Moving past `Today'
New York — "I'VE always been a serious person, actually."
Katie Couric was talking about what's been Topic A in media circles this spring: Can she make the transition from the mostly frothy melange that is morning television to the buttoned-down world of network evening news?
The longtime "Today" co-anchor made no pains to hide her exasperation with such thinking.
"Blah, blah, blah," she said. "John Chancellor" -- the NBC morning show host who went on to anchor the nightly news for 12 years -- "drove a go-cart on the 'Today' show. Get over yourselves, really. I think it's sort of a lemming-like reaction and not very informed, because I think if anybody watches the show, they'll know we do plenty of serious things."
But she wasn't done: "To suggest you can't have fun and you can't talk about fashion and enjoy it and then do a serious story on welfare reform is just limited in your thinking."
Couric, who wraps up her 15-year run on "Today" Wednesday, was careful to keep her thinking to herself for the last year as pundits debated the merits of her making the jump to the "CBS Evening News." But with the decision behind her, the 49-year-old broadcaster is feeling a lot freer to speak her mind.
During a wide-ranging conversation on a recent afternoon, she demonstrated the frank self-assuredness that lies beneath her lighthearted on-air demeanor. Perched on a couch in her publicist's office, she fielded questions with remarkable candor, unhesitatingly addressing her frustrations with the media, her feelings about her public profile and that whole question of "gravitas."
"The notion that you can't wear mascara and a pretty pair of earrings and ask really intelligent, insightful questions at the same time is just so passe," she said firmly.
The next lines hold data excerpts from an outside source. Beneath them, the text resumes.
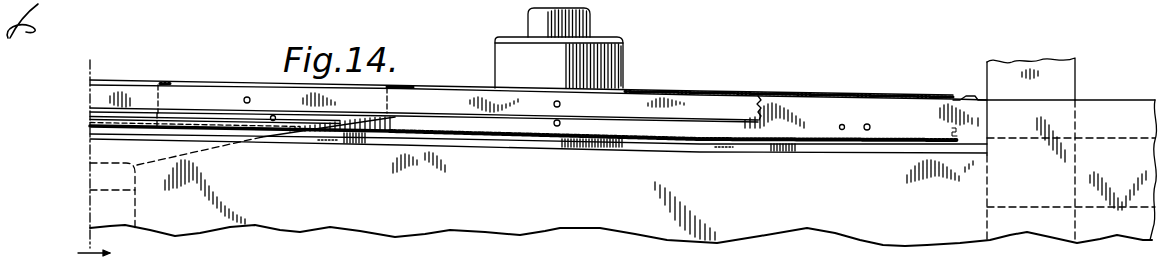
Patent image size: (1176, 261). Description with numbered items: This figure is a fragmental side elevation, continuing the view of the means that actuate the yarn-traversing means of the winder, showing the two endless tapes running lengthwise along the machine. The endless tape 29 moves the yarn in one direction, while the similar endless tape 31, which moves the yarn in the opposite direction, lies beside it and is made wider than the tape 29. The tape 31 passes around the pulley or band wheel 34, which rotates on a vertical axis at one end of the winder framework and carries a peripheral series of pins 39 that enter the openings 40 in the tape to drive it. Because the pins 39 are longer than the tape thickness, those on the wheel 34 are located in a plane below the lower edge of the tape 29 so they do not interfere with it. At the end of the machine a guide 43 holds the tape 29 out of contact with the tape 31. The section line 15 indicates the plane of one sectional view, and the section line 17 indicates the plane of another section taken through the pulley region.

The section line 15— 15 is at (94, 147).
The section line 17— 17 is at (562, 78).
The endless tape 29 is at (712, 103).
The endless tape 31 is at (838, 100).
The pulley or band wheel 34 is at (782, 96).
The pins 39 is at (555, 126).
The openings 40 is at (867, 124).
The guides 43 is at (92, 117).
Couric is the first to admit that making the decision to walk away from "Today" -- her home for the bulk of her professional career -- to take over the third-place evening newscast at another network was not an easy one. But as she prepared to leave NBC, the broadcaster seemed relaxed, even liberated.
"I do have mixed emotions because I'm going miss everyone I work with so much," she said. "But no matter what happens, I feel really confident that I've made the right decision."
Those close to her say that Couric mulled over her choice for several months in long phone conversations with a "kitchen cabinet" of friends, carefully considering what she wanted at this point in her career.